In the News
Source: Radio Iowa
Apr 29 2016
By Dar Danielson
Iowa Senator Joni Ernst, a Republican from Red Oak, joined with Democrat Senator Claire McCaskill of Missouri Thursday to introduce legislation they say will continue the effort to stop sexual assaults in the military.
Ernst, a retired member of the Iowa National Guard, says their bill looks to stop retaliation for those soldiers who report sexual assault.
“What of course we all would like to do is eliminate sexual assaults period in our armed forces,” Ernst says. “So there is always an effort ongoing at the front end. But if we cannot prevent it, what we need to do is make sure our victims are protected.”
Ernst and McCaskill say the Military Retaliation Prevention Act will strengthen the military response, increase transparency, require specific training for investigators and ensure each of the services adopt best practices to prevent and respond to instances of retaliation. McCaskill says the legislation also takes another important step to see that any retaliation is punished.

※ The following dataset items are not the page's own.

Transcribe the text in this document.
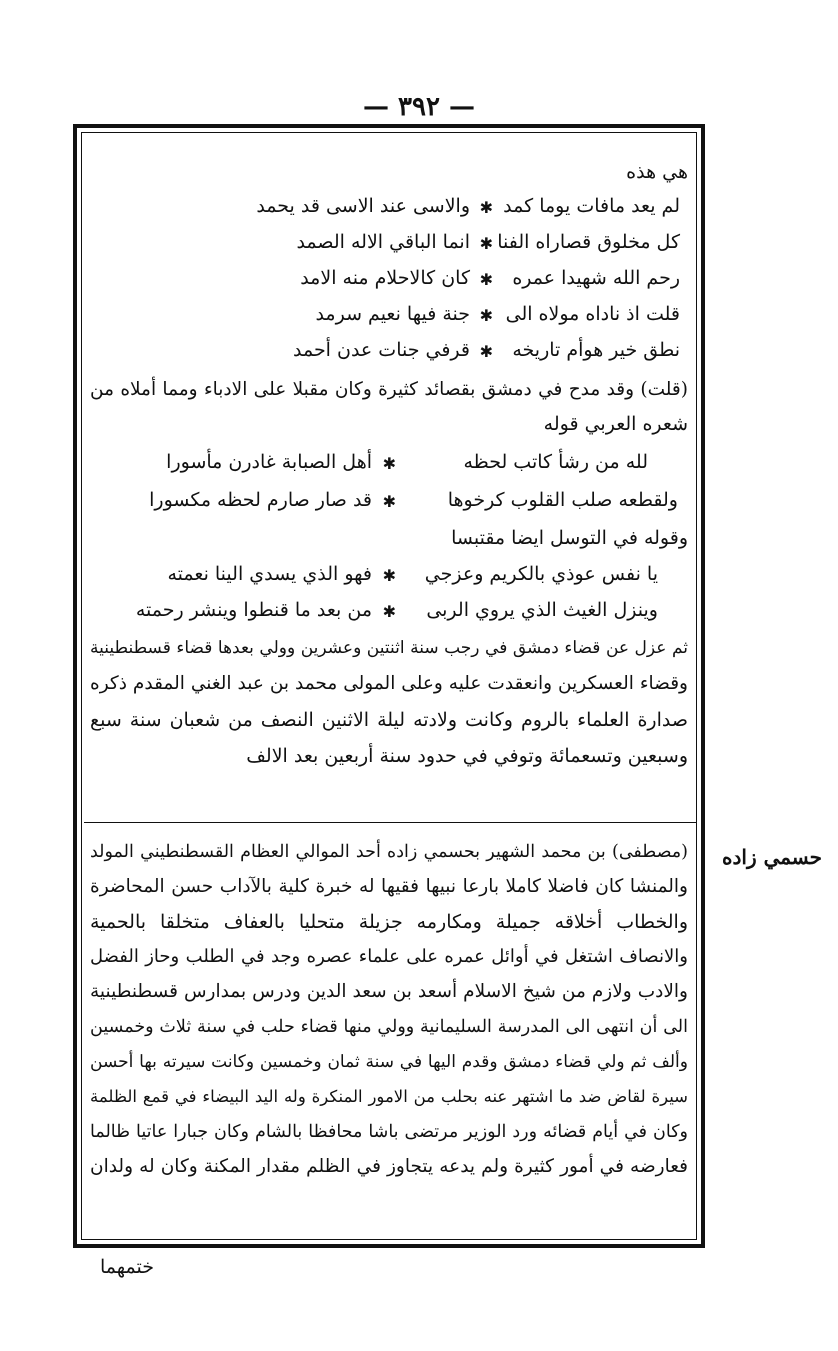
— ٣٩٢ —
هي هذه
لم يعد مافات يوما كمد
✱
والاسى عند الاسى قد يحمد
كل مخلوق قصاراه الفنا
✱
انما الباقي الاله الصمد
رحم الله شهيدا عمره
✱
كان كالاحلام منه الامد
قلت اذ ناداه مولاه الى
✱
جنة فيها نعيم سرمد
نطق خير هوأم تاريخه
✱
قرفي جنات عدن أحمد
(قلت) وقد مدح في دمشق بقصائد كثيرة وكان مقبلا على الادباء ومما أملاه من
شعره العربي قوله
لله من رشأ كاتب لحظه
✱
أهل الصبابة غادرن مأسورا
ولقطعه صلب القلوب كرخوها
✱
قد صار صارم لحظه مكسورا
وقوله في التوسل ايضا مقتبسا
يا نفس عوذي بالكريم وعزجي
✱
فهو الذي يسدي الينا نعمته
وينزل الغيث الذي يروي الربى
✱
من بعد ما قنطوا وينشر رحمته
ثم عزل عن قضاء دمشق في رجب سنة اثنتين وعشرين وولي بعدها قضاء قسطنطينية
وقضاء العسكرين وانعقدت عليه وعلى المولى محمد بن عبد الغني المقدم ذكره
صدارة العلماء بالروم وكانت ولادته ليلة الاثنين النصف من شعبان سنة سبع
وسبعين وتسعمائة وتوفي في حدود سنة أربعين بعد الالف
(مصطفى) بن محمد الشهير بحسمي زاده أحد الموالي العظام القسطنطيني المولد
والمنشا كان فاضلا كاملا بارعا نبيها فقيها له خبرة كلية بالآداب حسن المحاضرة
والخطاب أخلاقه جميلة ومكارمه جزيلة متحليا بالعفاف متخلقا بالحمية
والانصاف اشتغل في أوائل عمره على علماء عصره وجد في الطلب وحاز الفضل
والادب ولازم من شيخ الاسلام أسعد بن سعد الدين ودرس بمدارس قسطنطينية
الى أن انتهى الى المدرسة السليمانية وولي منها قضاء حلب في سنة ثلاث وخمسين
وألف ثم ولي قضاء دمشق وقدم اليها في سنة ثمان وخمسين وكانت سيرته بها أحسن
سيرة لقاض ضد ما اشتهر عنه بحلب من الامور المنكرة وله اليد البيضاء في قمع الظلمة
وكان في أيام قضائه ورد الوزير مرتضى باشا محافظا بالشام وكان جبارا عاتيا ظالما
فعارضه في أمور كثيرة ولم يدعه يتجاوز في الظلم مقدار المكنة وكان له ولدان
حسمي زاده
ختمهما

“What we are doing here is we are making it its own crime — professional retaliation — it is now going to be a unique offense,” McCaskill says. Ernst was asked how this bill will change things. “I think it starts as a cultural issue, but at some point then it does it does become a legal issue when you have specific instances of retaliation,” Ernst says. “So first one way that we have to combat this is really starting with what is our military culture. What is acceptable and what is not acceptable. And in no way shape or form is sexual harassment, sexual assault okay.”
She says leaders in the military will play a key role in creating a culture that helps prevent sexual assault and retaliation. “Anybody in the chain of leadership should be setting that example for young soldiers and making sure they are fostering that climate of dignity and respect,” Ernst says. “And I keep saying that over and over again because that is so important when we have so many young men and women entering today’s military that simply have lived in in different types of circumstances.”
Ernst believes there is support for the bill. “I’m not receiving any push back from any commands or anyone that I have been associated with in the military. I think it is a smart piece of legislation, it is what we should be doing,” Ernst says. The two say there have been more than 30 reforms already passed into law over the past few years dealing with the issue.